In 2003, the U.S. Drug Enforcement Administration conducted Operation TKO, a probe into the quality of ketamine being imported from Mexico. As a result of operation TKO, U.S. and Mexican authorities shut down the Mexico City company Laboratorios Ttokkyo, which was the biggest producer of ketamine in Mexico. According to the DEA, over 80% of ketamine seized in the United States is of Mexican origin. As of 2011, it was mostly shipped from places like India, as cheap in cost as $5/gram. The World Health Organization Expert Committee on Drug Dependence, in its thirty-third report (2003), recommended research into ketamine's recreational use due to growing concerns about its rising popularity in Europe, Asia, and North America.

==== Europe ====
Cases of ketamine use in club venues have been observed in the Czech Republic, France, Italy, Hungary, The Netherlands, and the United Kingdom. Additional reports of use and dependence have been reported in Poland and Portugal.

==== Australia ====
Australia's 2019 National Drug Strategy Household Survey report shows a prevalence of recent ketamine use of 0.3% in 2004, 0.2% in 2007 and 2010, 0.4% in 2016 and 0.9% in 2019 in persons aged 14 or older.

==== Asia ====
In China, the small village of Boshe in eastern Guangdong was confirmed as a main production centre in 2013 when it was raided.
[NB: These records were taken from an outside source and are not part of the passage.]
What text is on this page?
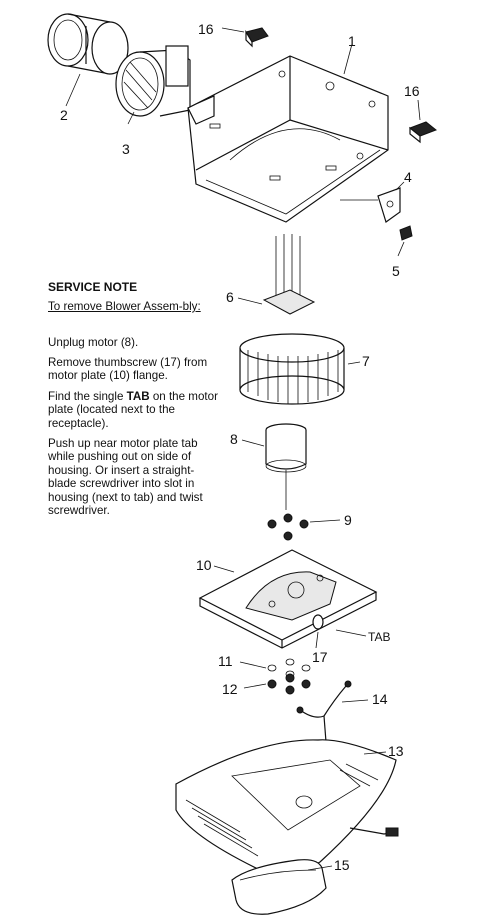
2
3
16
16
1
4
5
6
7
8
9
10
17
TAB
11
12
14
13
15
SERVICE NOTE
To remove Blower Assem-bly:
Unplug motor (8).
Remove thumbscrew (17) from motor plate (10) flange.
Find the single TAB on the motor plate (located next to the receptacle).
Push up near motor plate tab while pushing out on side of housing. Or insert a straight-blade screwdriver into slot in housing (next to tab) and twist screwdriver.
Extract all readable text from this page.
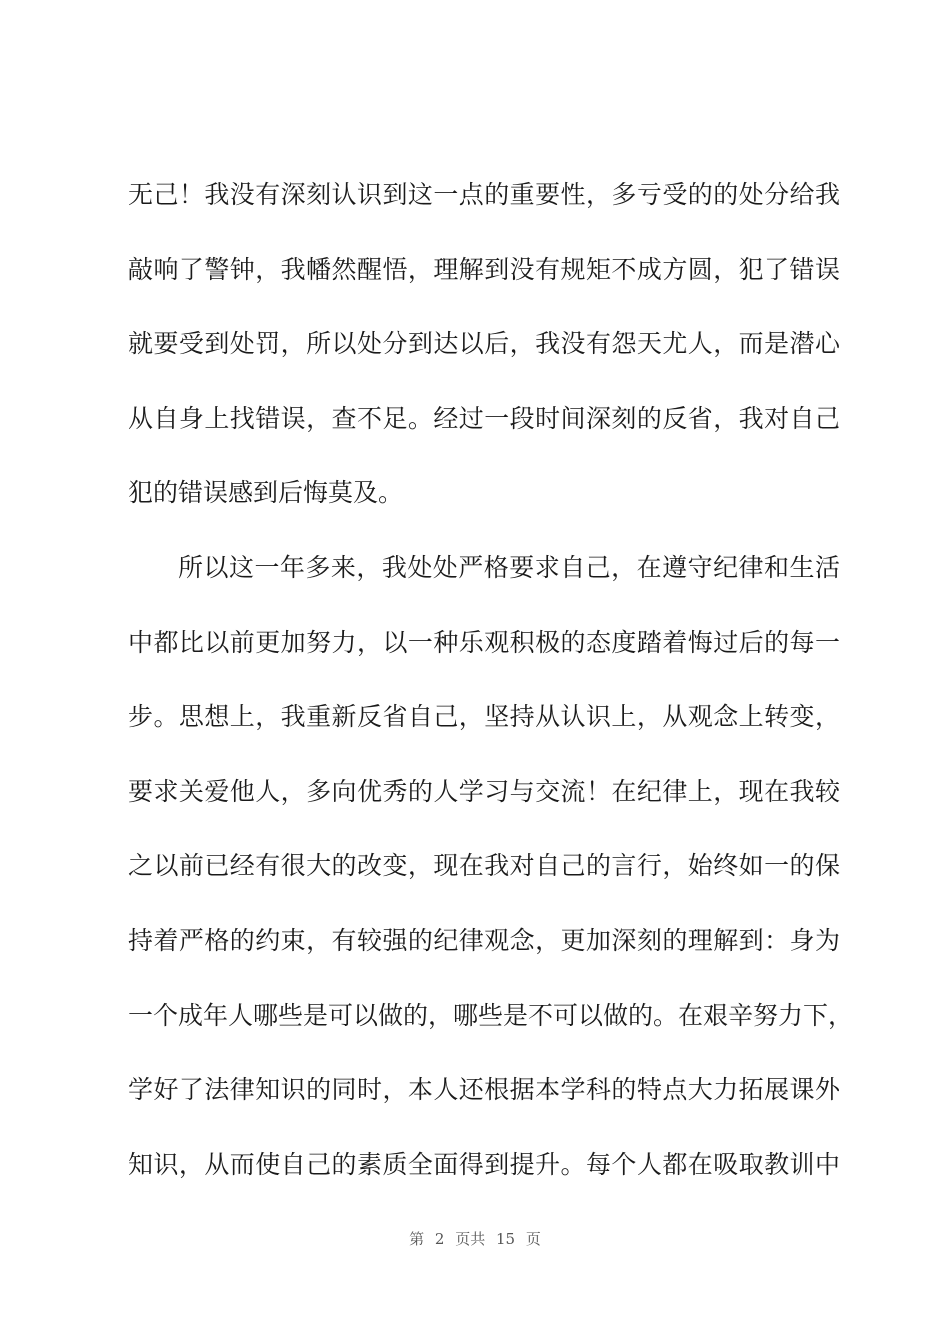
无己！我没有深刻认识到这一点的重要性，多亏受的的处分给我
敲响了警钟，我幡然醒悟，理解到没有规矩不成方圆，犯了错误
就要受到处罚，所以处分到达以后，我没有怨天尤人，而是潜心
从自身上找错误，查不足。经过一段时间深刻的反省，我对自己
犯的错误感到后悔莫及。
所以这一年多来，我处处严格要求自己，在遵守纪律和生活
中都比以前更加努力，以一种乐观积极的态度踏着悔过后的每一
步。思想上，我重新反省自己，坚持从认识上，从观念上转变，
要求关爱他人，多向优秀的人学习与交流！在纪律上，现在我较
之以前已经有很大的改变，现在我对自己的言行，始终如一的保
持着严格的约束，有较强的纪律观念，更加深刻的理解到：身为
一个成年人哪些是可以做的，哪些是不可以做的。在艰辛努力下，
学好了法律知识的同时，本人还根据本学科的特点大力拓展课外
知识，从而使自己的素质全面得到提升。每个人都在吸取教训中
第 2 页共 15 页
Established by the Hong Kong Narcotics Division of the Security Bureau, the Central Registry of Drug Abuse (CRDA) maintains a database of all the illicit drug users who have come into contact with law enforcement, treatment, health care, and social organizations. The compiled data are confidential under The Dangerous Drugs Ordinance of Hong Kong, and statistics are made freely available online on a quarterly basis. Statistics from the CRDA show that the number of ketamine users (all ages) in Hong Kong has increased from 1605 (9.8% of total drug users) in 2000 to 5212 (37.6%) in 2009. Increasing trends of ketamine use among illicit drug users under the age of 21 were also reported, rising from 36.9% of young drug users in 2000 to 84.3% in 2009.

A survey conducted among school-attending Taiwanese adolescents reported prevalence rates of 0.15% in 2004, 0.18% in 2005, and 0.15% in 2006 in middle-school (grades 7 and 9) students; in Taiwanese high-school (grades 10 and 12) students, prevalence was 1.13% in 2004, 0.66% in 2005, and 0.44% in 2006. From the same survey, a large portion (42.8%) of those who reported ecstasy use also reported ketamine use. Ketamine was the second-most used illicit drug (behind ecstasy) in absconding Taiwanese adolescents as reported by a multi-city street outreach survey. In a study comparing the reporting rates between web questionnaires and paper-and-pencil questionnaires, ketamine use was reported a higher rate in the web version. Urine samples taken at a club in Taipei, Taiwan, showed high rates of ketamine use at 47.0%; this prevalence was compared with that of detainees suspected of recreational drug use in the general public, of which 2.0% of the samples tested positive for ketamine use.

==Law enforcement==
In the late 2010s and early 2020s, law enforcement agencies in some U.S. states began directing paramedics to use ketamine to sedate people under arrest, sometimes under the auspices of treatment for the controversial diagnosis "excited delirium". The American Society of Anesthesiologists and American College of Emergency Physicians oppose the use of ketamine or any similar agent to incapacitate someone solely for a law enforcement purpose.